Für Charles Leclerc endete der Heim-GP in Monte Carlo enttäuschend. Der Lokalmatador, der aus der zweiten Reihe losgefahren war, kam nicht ins Ziel, er landete nach 64 Runden in der Streckenbegrenzung. Danach schimpfte er über seine Bremsen und erklärte, dass die Situation gefährlich gewesen sei. Bremsen-Hersteller Brembo reagierte bestürzt auf die Aussagen des Ferrari-Stars und betonte, dass man von den Aussagen überrascht sei.
Wie viel Wirbel Leclerc mit seinen Worten in Monte Carlo intern ausgelöst hat, lässt sich nur erahnen. Fakt ist, dass er in Barcelona sehr viel wortkarger auf das Thema reagierte. Er betonte zwar, dass er seine Meinung nicht geändert habe. «Aber ich will da nicht zu viel darüber reden. Ich spreche nur selten so schnell über ein Problem, aber wenn ich es tue, dann nach vorheriger Prüfung der Fakten. Und ich habe das getan, deshalb gibt es nicht viel hinzuzufügen.»
Charles Leclerc: «Erwarte keine Revolution»
Die Frage, ob er mit einem anderen Material glücklicher werde, beantwortete der 28-Jährige auch ausweichend: «Es ist klar, dass wir nun die Konfiguration wohl etwas verändern werden. Ich muss zuerst testen, um zu wissen, wie viel wir verändern, Ich erwarte aber keine Revolution. Nichtsdestotrotz erwarte ich, dass es in einigen Fällen besser werden wird», betonte er. «Ich werde morgen sehen, wie es läuft.»

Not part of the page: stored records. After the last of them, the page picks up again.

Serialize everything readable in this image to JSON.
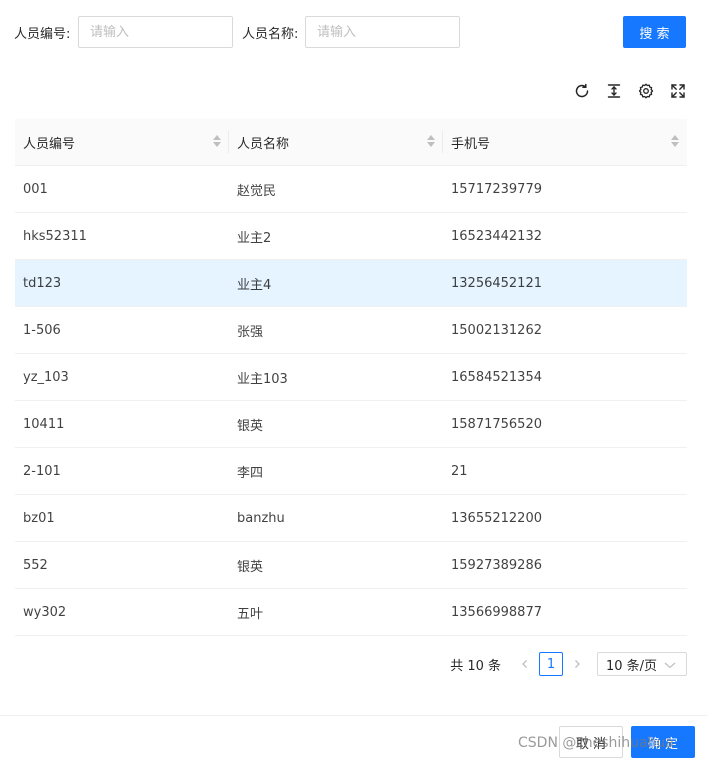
{
  "search": {
    "id_label": "人员编号:",
    "id_placeholder": "请输入",
    "name_label": "人员名称:",
    "name_placeholder": "请输入",
    "search_button": "搜 索"
  },
  "toolbar": {
    "icons": [
      "reload-icon",
      "column-height-icon",
      "setting-icon",
      "fullscreen-icon"
    ]
  },
  "table": {
    "columns": [
      "人员编号",
      "人员名称",
      "手机号"
    ],
    "selected_row_index": 2,
    "rows": [
      [
        "001",
        "赵觉民",
        "15717239779"
      ],
      [
        "hks52311",
        "业主2",
        "16523442132"
      ],
      [
        "td123",
        "业主4",
        "13256452121"
      ],
      [
        "1-506",
        "张强",
        "15002131262"
      ],
      [
        "yz_103",
        "业主103",
        "16584521354"
      ],
      [
        "10411",
        "银英",
        "15871756520"
      ],
      [
        "2-101",
        "李四",
        "21"
      ],
      [
        "bz01",
        "banzhu",
        "13655212200"
      ],
      [
        "552",
        "银英",
        "15927389286"
      ],
      [
        "wy302",
        "五叶",
        "13566998877"
      ]
    ]
  },
  "pagination": {
    "total": "共 10 条",
    "current_page": "1",
    "page_size": "10 条/页"
  },
  "footer": {
    "cancel": "取 消",
    "ok": "确 定"
  },
  "watermark": "CSDN @zheshihuahua",
  "colors": {
    "primary": "#1677ff",
    "selected_row": "#e6f4ff",
    "header_bg": "#fafafa"
  }
}
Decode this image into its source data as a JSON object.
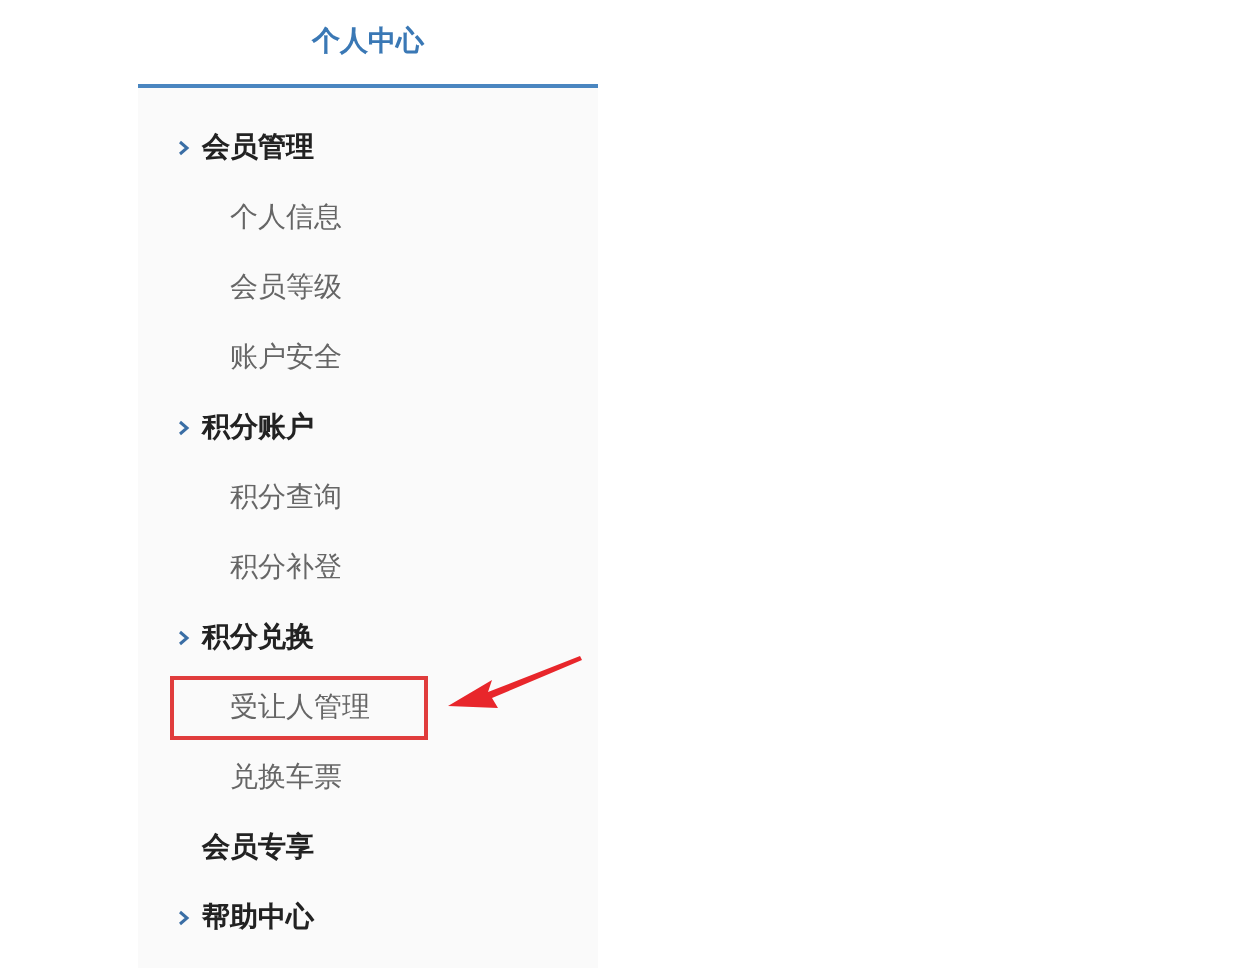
{
  "sidebar": {
    "title": "个人中心",
    "groups": [
      {
        "label": "会员管理",
        "expandable": true,
        "children": [
          {
            "label": "个人信息",
            "annotated": false
          },
          {
            "label": "会员等级",
            "annotated": false
          },
          {
            "label": "账户安全",
            "annotated": false
          }
        ]
      },
      {
        "label": "积分账户",
        "expandable": true,
        "children": [
          {
            "label": "积分查询",
            "annotated": false
          },
          {
            "label": "积分补登",
            "annotated": false
          }
        ]
      },
      {
        "label": "积分兑换",
        "expandable": true,
        "children": [
          {
            "label": "受让人管理",
            "annotated": true
          },
          {
            "label": "兑换车票",
            "annotated": false
          }
        ]
      },
      {
        "label": "会员专享",
        "expandable": false
      },
      {
        "label": "帮助中心",
        "expandable": true
      }
    ]
  }
}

Mit Blick auf die zwei zweiten Plätze seines Teamkollegen Lewis Hamilton in den jüngsten Kräftemessen stellte Leclerc auch klar: «Ich denke, er war von Anfang an ganz bei der Sache. Er war sehr, sehr stark. Diese Autos scheinen ihm einfach auch etwas besser zu liegen als die vorherige Generation, die wohl etwas schwierig zu fahren war. Einige kleine Unterschiede können letztlich einen grossen Unterschied machen. Dann kommt noch der Motor dazu, der wirklich ganz anders ist, aber das ist für alle das Gleiche. Ich denke, beim Chassis läuft es für ihn nun sehr viel natürlicher.»
Der achtfache GP-Sieger bestätige, was Hamilton bereits in seiner Medienrunde offenbart hatte: Als der siebenfache Champion beim dritten Kräftemessen in Suzuka auf seine Lösung wechselte, lehnte Leclerc diese ab. «Was Lewis sagt, stimmt. Es war eine Entscheidung, die wir als Team gefällt haben. Und die letzten beiden Rennwochenenden waren schwieriger für mich als ich es zunächst erwartet hatte. Ich werde nun in die gleiche Richtung wie Lewis gehen.»